Дверь в кабинетик Бера осталась открытой, он расслышал звонок. Нужно было ответить, потому что он всегда отвечал на телефонные звонки.

– Да!

– Это Бер?

–Да, слушаю.

– Меня звать Саша, не думаю, что вы меня помните. Знаете, но не помните, вам это не нужно. Вот какое дело.

Бер переминался, согнувшись над столом с трубкой; голос этого Саши казался ему знакомым, но откуда – он не мог вспомнить.

– Тридцать пять лет назад мы с вами встречали Новый год в одной квартире на Герцена, может быть, помните меня? Я был такой стильный паренек лет двадцати пяти, стоял в сторонке с ухмылкой дурака. Помните?

– Простите, нет. Категорически, – сказал Бер.

– А вы стояли за шторой с девушкой по имени Рита и медленно целовались на фоне заледеневшего окна, помните?

– Нет, не помню; кто вы такой, что вам нужно, Саша? – лирический и одновременно агрессивный тон звонившего раздражал.

– Имейте терпение, как говорят мои беспечные одесские, кхе-кхе, соседи в Чикаго; что у вас, горит, синенькие?

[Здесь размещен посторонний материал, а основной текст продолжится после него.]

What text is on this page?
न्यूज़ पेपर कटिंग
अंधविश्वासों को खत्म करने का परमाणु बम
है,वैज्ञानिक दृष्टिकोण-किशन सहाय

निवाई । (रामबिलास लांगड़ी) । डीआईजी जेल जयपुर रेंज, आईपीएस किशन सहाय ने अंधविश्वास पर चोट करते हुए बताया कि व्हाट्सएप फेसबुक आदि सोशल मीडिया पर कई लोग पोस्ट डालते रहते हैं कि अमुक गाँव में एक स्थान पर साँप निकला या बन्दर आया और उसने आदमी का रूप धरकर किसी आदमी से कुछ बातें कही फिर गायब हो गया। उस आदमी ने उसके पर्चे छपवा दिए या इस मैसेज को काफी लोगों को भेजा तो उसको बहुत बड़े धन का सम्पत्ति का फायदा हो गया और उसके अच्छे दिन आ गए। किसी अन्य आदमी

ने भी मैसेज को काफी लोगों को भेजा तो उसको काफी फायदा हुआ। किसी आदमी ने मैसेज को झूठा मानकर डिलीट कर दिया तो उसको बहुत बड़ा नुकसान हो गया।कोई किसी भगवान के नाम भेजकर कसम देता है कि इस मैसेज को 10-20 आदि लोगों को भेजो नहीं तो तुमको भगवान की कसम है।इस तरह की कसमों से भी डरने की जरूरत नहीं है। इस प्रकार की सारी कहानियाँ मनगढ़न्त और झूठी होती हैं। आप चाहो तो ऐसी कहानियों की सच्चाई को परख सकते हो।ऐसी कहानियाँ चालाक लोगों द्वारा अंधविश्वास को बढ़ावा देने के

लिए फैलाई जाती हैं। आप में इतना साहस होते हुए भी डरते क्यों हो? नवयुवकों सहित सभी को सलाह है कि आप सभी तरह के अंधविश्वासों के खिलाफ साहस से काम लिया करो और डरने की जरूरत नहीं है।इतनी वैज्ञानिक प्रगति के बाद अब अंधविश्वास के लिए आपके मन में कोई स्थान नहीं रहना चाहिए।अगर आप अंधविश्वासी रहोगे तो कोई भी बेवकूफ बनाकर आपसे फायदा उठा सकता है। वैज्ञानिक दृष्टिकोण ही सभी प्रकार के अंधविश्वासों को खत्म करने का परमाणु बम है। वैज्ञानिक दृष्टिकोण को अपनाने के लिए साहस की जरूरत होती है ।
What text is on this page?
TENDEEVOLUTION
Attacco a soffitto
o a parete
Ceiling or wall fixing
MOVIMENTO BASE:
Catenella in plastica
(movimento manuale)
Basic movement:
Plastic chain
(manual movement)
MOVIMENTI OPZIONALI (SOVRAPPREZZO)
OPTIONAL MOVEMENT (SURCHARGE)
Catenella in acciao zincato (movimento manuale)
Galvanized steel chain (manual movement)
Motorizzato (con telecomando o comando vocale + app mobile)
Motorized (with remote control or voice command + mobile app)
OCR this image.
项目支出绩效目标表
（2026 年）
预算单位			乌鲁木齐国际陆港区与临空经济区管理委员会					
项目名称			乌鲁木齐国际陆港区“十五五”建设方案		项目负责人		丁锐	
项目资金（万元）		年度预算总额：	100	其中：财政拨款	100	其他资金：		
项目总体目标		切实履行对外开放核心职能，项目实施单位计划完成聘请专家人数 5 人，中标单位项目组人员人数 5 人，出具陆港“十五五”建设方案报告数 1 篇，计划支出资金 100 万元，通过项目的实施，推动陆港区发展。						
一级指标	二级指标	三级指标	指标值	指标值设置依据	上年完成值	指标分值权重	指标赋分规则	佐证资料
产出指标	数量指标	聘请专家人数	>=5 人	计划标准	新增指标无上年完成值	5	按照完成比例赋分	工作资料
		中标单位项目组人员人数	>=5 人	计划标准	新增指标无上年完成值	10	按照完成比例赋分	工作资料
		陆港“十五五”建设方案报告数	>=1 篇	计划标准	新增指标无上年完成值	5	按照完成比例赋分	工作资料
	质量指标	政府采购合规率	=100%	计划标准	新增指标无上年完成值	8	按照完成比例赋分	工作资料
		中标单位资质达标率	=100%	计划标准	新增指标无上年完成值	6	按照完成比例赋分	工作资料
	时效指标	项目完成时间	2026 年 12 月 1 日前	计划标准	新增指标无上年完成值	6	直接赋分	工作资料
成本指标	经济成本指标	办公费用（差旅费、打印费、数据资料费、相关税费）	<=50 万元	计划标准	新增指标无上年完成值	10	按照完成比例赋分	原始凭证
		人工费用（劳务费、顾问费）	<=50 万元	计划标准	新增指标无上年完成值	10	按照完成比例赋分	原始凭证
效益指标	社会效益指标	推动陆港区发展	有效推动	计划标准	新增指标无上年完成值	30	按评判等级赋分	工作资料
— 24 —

С улицы интересуются, представляете. Дослушайте, – он изменил тон. – Я тогда ухаживал за этой Ритой, помните, она пришла со мной, она была в батистовой кофточке со стоячим воротником, помните, Бер?

– Ничего не помню, вы не путаете, уважаемый, ничего?

– Я ничего не путаю, я все помню, все знаю. У нее был цветок на шарфике. Вы Бер? Вы были в ту ночь на этой квартире на Герцена?

– Послушайте, Саша, я не помню, где я вчера был, а вы говорите о тридцатипяти годах назад! Я, вообще, работаю, – сказал Бер, не успевая даже занервничать.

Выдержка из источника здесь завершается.